好意的に解釈するとするならば、イソフラボンも育毛ケアにとって良い成分ですし、成長因子を含んでいるとうことは、毛母細胞などの活性化や新陳代謝の促進などにも作用する可能性はあります。

 

イクオス以外の育毛剤にも配合されているようなので、それなりに育毛ケアには役立つ成分なのかもしれませんが、ただ公的に有効成分として認められているわけではありません。あくまで保湿メインです。

 

 

スサビノリエキスも保湿効果の高い成分

これも同じく海藻エキスで別名「紅藻エキス」ともいわれるものです。

 

イクオスの公式サイトには「ポルフィランという吸保水力がありヒアルロン酸と同等かそれ以上のパワーがあるので力強い毛髪を育む」とされています。

 

たしかに調べてみると、ヒアルロン酸と同等レベルの保湿力があるようで、さらに紫外線防止作用もあるようです。こちらは化粧品だけでなく育毛剤やシャンプーなどにも配合されていることが多く、頭皮ケアとしては役立ちそうですね。

 

 

保湿×保湿=育毛効果アルガス2?

上記のうち、M-034とペルベチアカナリクラタエキスを独自調合したものが、イクオスの売りであるAlgas-2という成分になります。しかし、どちらの海藻エキスもやはり保湿力は高いものの、育毛成分として成り立つのか?というと少し疑問です

 

もちろん保湿は大切です。乾燥は抜け毛にも影響するし皮脂の分泌にも影響することなので結果的に育毛ケアになると思います。

 

それに、M-034はまだしも、ペルベチアカナリクラタエキスに関してはイソフラボンや成長因子も含まれているようなので髪の毛にとっても栄養になる可能性はあるでしょう。

 

イクオスの「独自調合」というのがどういうものかわからないので一概には言えませんし、あくまでわたし個人の見解ではありますが、そんなペルベチアカナリクラタエキスとM-034を混ぜたところでそこまで育毛に対する能力が向上するとはどうしても考えられません。

 

それならむしろ、M-034よりもペルベチアカナリクラタエキス単体で濃度を高めたほうが効果があるような気さえします。

 

逆に考えると、OEM商品で普遍的に配合されているM-034のせいでペルベチアカナリクラタエキスが薄まってしまって、効果も半減するのではないかと心配になります。
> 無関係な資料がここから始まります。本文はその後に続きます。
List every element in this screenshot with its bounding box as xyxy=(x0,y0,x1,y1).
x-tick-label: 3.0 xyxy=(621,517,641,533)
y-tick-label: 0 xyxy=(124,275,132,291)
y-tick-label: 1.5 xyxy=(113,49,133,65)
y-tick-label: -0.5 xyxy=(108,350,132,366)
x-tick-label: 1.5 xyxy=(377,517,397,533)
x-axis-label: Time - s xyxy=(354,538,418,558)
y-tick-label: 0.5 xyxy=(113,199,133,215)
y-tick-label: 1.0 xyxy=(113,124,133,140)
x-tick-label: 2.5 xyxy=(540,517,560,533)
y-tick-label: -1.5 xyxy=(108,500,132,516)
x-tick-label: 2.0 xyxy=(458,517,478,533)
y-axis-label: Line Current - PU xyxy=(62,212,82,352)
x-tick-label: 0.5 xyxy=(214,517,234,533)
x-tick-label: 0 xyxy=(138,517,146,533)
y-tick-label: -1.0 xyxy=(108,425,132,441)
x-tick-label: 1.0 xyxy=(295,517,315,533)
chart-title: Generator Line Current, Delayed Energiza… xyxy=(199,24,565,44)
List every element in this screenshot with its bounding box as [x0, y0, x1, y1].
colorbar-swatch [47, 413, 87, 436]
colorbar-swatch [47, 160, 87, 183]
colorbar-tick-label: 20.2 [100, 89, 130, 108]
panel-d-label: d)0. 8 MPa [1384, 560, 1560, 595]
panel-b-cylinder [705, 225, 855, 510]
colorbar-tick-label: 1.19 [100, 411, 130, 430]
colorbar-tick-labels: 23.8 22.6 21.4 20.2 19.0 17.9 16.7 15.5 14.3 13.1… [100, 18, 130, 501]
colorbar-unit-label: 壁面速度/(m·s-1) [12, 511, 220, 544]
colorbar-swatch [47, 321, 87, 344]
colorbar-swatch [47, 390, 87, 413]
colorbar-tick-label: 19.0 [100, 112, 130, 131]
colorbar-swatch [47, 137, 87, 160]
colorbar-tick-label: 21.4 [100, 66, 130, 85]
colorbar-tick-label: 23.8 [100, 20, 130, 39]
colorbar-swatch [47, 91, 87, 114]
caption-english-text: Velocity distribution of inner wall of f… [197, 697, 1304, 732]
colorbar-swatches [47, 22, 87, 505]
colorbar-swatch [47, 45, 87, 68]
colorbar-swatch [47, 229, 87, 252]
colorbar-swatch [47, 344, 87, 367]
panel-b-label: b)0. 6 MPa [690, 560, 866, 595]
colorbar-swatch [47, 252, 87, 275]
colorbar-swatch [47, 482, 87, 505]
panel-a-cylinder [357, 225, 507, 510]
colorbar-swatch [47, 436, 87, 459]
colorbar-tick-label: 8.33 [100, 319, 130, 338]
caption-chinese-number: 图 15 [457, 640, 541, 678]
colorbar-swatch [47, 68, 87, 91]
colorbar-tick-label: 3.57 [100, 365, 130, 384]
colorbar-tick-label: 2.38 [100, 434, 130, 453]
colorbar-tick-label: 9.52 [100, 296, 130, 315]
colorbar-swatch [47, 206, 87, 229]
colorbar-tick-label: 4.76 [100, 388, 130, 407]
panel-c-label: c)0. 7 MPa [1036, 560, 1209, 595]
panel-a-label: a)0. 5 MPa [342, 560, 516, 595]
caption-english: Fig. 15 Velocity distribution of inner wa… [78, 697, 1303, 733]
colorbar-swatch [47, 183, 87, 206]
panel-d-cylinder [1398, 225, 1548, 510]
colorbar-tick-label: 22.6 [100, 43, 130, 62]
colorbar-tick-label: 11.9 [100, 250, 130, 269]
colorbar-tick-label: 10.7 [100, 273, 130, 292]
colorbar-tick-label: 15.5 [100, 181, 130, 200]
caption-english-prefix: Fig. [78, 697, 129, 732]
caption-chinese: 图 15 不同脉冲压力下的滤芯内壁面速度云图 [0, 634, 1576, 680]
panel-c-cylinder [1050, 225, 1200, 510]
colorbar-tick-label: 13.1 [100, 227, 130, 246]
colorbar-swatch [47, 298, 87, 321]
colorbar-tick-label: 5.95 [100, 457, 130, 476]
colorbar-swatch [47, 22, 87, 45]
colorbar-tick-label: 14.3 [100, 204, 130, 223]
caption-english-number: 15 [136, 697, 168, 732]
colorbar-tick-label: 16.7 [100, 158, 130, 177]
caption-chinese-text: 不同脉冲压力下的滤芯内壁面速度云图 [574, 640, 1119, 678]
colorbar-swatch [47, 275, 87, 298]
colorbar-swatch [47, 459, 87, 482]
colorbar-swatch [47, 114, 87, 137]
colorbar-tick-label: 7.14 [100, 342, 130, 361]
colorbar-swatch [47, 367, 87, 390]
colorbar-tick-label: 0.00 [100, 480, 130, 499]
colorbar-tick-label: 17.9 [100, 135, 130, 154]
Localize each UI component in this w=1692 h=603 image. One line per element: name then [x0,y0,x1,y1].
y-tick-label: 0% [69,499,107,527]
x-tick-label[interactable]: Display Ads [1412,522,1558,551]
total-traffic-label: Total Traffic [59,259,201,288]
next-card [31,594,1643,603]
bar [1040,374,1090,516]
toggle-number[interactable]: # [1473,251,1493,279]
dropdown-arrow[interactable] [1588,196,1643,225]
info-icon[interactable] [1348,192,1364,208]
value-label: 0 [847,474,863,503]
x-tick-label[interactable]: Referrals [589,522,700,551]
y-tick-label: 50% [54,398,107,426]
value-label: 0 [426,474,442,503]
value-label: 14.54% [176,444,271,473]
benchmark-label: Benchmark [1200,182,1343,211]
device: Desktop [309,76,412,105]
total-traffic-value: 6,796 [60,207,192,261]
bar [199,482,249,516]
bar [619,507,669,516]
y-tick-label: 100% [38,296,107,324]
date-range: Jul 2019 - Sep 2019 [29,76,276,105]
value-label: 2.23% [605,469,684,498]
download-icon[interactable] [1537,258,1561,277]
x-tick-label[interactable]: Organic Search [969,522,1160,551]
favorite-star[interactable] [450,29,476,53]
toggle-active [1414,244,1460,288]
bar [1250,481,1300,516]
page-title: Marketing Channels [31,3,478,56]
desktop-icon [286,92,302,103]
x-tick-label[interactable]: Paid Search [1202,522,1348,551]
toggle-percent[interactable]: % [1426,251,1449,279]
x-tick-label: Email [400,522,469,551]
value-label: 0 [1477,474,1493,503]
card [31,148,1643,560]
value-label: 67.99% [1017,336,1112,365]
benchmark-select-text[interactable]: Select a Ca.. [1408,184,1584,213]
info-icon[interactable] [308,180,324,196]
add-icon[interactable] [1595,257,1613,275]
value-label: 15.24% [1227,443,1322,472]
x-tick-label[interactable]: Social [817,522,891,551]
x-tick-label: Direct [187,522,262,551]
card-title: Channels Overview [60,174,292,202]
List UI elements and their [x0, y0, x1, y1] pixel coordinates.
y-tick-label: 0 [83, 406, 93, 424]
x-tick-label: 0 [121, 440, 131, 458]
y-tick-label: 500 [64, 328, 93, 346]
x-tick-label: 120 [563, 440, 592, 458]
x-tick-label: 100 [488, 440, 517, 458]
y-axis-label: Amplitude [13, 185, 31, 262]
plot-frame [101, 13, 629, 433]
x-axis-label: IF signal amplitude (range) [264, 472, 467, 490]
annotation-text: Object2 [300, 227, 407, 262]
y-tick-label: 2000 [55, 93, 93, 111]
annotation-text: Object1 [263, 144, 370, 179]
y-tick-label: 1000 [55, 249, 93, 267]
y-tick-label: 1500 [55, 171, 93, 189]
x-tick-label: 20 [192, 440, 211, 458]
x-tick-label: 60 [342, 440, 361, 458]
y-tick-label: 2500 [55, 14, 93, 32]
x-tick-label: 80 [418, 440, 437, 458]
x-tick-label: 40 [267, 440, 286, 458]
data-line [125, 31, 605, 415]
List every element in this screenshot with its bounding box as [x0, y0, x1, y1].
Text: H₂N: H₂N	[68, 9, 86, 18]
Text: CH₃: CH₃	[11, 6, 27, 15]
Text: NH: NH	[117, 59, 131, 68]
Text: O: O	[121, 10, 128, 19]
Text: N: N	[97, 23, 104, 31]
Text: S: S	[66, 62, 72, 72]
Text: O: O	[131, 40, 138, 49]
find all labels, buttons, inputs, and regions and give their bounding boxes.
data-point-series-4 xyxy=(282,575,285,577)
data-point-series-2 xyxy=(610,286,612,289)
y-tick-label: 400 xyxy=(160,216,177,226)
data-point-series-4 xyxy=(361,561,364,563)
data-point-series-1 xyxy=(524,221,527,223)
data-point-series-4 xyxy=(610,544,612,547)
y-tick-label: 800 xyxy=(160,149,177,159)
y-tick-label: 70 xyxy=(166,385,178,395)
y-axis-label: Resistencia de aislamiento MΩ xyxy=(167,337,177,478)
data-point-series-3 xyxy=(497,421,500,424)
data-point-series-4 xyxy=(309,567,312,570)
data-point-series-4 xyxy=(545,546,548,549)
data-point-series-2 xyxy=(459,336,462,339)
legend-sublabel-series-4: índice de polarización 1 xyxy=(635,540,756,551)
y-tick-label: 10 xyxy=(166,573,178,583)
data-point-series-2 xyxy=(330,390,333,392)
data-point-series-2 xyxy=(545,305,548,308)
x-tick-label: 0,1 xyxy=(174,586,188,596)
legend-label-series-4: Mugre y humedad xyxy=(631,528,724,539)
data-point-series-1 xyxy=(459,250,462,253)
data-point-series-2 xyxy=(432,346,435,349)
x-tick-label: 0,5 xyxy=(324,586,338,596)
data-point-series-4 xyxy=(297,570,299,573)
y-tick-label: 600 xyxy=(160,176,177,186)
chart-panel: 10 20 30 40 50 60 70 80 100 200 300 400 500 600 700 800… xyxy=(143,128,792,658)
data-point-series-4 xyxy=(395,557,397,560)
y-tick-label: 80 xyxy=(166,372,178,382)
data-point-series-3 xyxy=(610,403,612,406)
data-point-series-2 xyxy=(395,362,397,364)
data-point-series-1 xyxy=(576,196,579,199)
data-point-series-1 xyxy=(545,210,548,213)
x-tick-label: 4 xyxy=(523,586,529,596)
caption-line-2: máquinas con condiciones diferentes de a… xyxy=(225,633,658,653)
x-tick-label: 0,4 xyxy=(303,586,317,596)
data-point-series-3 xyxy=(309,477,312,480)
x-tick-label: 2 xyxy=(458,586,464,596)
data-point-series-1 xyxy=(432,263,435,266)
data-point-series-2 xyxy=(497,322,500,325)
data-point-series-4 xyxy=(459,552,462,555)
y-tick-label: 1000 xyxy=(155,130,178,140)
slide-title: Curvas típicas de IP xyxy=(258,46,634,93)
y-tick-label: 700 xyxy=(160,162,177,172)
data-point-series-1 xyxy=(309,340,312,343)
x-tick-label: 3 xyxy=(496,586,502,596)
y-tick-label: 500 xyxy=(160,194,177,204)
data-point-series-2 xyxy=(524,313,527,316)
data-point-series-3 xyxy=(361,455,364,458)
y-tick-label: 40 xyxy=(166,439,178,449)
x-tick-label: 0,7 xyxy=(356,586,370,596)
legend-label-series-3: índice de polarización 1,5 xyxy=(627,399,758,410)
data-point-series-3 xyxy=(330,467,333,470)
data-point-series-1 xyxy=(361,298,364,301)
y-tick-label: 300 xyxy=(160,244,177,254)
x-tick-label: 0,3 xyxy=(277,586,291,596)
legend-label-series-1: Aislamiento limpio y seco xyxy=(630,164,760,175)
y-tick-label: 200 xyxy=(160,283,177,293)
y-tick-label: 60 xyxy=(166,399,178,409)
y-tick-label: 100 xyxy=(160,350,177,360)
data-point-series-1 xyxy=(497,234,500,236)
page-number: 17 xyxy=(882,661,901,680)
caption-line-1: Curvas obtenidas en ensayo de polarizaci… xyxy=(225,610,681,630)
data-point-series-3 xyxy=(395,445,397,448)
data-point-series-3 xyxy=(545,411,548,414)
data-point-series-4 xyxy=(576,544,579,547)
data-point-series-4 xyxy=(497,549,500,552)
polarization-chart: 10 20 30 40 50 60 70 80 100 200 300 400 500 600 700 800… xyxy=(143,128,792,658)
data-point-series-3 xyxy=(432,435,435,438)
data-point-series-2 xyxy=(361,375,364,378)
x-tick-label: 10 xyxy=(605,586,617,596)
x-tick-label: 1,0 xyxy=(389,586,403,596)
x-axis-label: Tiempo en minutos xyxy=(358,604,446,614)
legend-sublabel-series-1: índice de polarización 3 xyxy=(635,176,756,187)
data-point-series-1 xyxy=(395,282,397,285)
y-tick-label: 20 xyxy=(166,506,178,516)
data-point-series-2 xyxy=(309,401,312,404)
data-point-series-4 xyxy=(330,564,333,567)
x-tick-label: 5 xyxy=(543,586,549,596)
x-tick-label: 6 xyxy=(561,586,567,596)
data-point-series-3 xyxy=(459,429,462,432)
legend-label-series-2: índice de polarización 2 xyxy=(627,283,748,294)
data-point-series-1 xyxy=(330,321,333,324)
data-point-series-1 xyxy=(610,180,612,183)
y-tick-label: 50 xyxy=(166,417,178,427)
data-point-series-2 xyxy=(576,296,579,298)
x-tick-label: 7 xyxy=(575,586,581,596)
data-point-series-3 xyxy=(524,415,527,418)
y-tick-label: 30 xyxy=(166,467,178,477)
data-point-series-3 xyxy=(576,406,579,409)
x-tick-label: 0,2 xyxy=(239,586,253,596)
。

 

そんなアルガス2に、さらに保湿力を高めるスサビノリエキスを足したところで、果たして本当にミノキシジルなど公的に認められている発毛成分にかなるのでしょうか?他の育毛剤よりも実感スピードが速まるのでしょうか?

 

 

わたし自身はこれまで継続してイクオスを使ってきてそういった実感はなかったので、あとで調べてこういう見解に落ち着いたわけですが、もしかすると人によっては効果を実感できている人もいるのかもしれません。

 

ただ、育毛ロジックとして論理的に考えると、やはりアルガス2は信憑性が低く科学的根拠やエビデンスにまだまだ乏しい成分であると言っていいと思います。

 

イクオスの販売会社に直接問合せたページでも書いていますが、実感スピードの実験データが自社調べであった事実も考慮すると、やはり効果を期待するのは難しいでしょう。